Są jeszcze inne ważne elementy. Ot choćby kompozycje, nad którymi nie sposób przejść do porządku dziennego. Większość z tych zaprezentowanych na koncercie wyszła spod pióra lidera, ale „Home Picture” czy „Lobster Baby” są autorstwa Piotra Lemańczyka. Dlaczego nie sposób?
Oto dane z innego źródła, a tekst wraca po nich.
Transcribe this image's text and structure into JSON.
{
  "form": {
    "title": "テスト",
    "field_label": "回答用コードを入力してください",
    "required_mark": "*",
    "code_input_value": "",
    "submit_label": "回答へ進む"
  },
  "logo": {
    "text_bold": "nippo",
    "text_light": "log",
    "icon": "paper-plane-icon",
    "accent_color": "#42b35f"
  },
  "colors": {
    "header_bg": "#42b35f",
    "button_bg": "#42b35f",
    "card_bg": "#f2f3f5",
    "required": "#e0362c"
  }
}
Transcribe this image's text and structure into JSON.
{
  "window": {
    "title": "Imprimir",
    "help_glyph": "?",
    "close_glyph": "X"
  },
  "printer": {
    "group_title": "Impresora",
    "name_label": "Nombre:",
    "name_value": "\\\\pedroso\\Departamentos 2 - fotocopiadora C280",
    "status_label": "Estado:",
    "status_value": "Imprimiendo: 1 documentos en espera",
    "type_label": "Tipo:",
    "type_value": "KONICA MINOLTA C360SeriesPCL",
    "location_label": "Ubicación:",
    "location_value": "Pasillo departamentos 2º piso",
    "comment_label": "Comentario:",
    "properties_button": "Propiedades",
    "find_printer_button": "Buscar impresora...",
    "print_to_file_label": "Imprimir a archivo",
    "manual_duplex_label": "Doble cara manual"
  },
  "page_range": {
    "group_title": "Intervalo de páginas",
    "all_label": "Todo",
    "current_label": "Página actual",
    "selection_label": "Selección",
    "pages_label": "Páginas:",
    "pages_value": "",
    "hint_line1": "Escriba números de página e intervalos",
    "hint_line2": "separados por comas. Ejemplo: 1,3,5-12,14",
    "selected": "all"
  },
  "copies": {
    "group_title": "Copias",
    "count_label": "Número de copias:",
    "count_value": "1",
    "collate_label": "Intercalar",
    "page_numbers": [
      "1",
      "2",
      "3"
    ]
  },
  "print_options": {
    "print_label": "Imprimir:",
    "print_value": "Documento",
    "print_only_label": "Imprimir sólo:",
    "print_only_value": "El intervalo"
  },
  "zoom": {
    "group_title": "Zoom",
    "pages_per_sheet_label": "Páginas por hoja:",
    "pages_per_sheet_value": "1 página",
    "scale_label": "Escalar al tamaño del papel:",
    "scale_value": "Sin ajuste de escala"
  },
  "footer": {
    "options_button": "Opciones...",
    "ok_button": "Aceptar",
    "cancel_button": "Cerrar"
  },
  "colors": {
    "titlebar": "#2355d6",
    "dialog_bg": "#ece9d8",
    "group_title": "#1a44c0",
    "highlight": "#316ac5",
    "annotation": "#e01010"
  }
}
Ano dlatego, że są to przede wszystkim świetne tematy, znakomite melodie, które potrafią zapaść w pamięć i nie wyparować z niej szybko.

Nie mniej istotne jest to, że potem, kiedy już tematy ustępują miejsca improwizacjom, to ta melodyka nie zanika i towarzyszy muzycznym zdarzeniom cały czas, tak jakby właśnie ona była szczególnie istotnym elementem formotwórczym poszczególnych utworów.

Zresztą, co tu gadać, frajerstwem było na tym koncercie nie być. I przyznam szczerze, że kiedy wybrzmiały ostatnie dźwięki tytułowego „Solar Ring” najpierw się zmartwiłem, że tak krótko Maciej Fortuna gościł w głośnikach, a potem ucieszyłem się, że mam w pobliżu płytę i w każdej chwili będę mógł do niej sięgnąć i pozostać pod wpływem witalności grupy tyle, ile tyko będę chciał.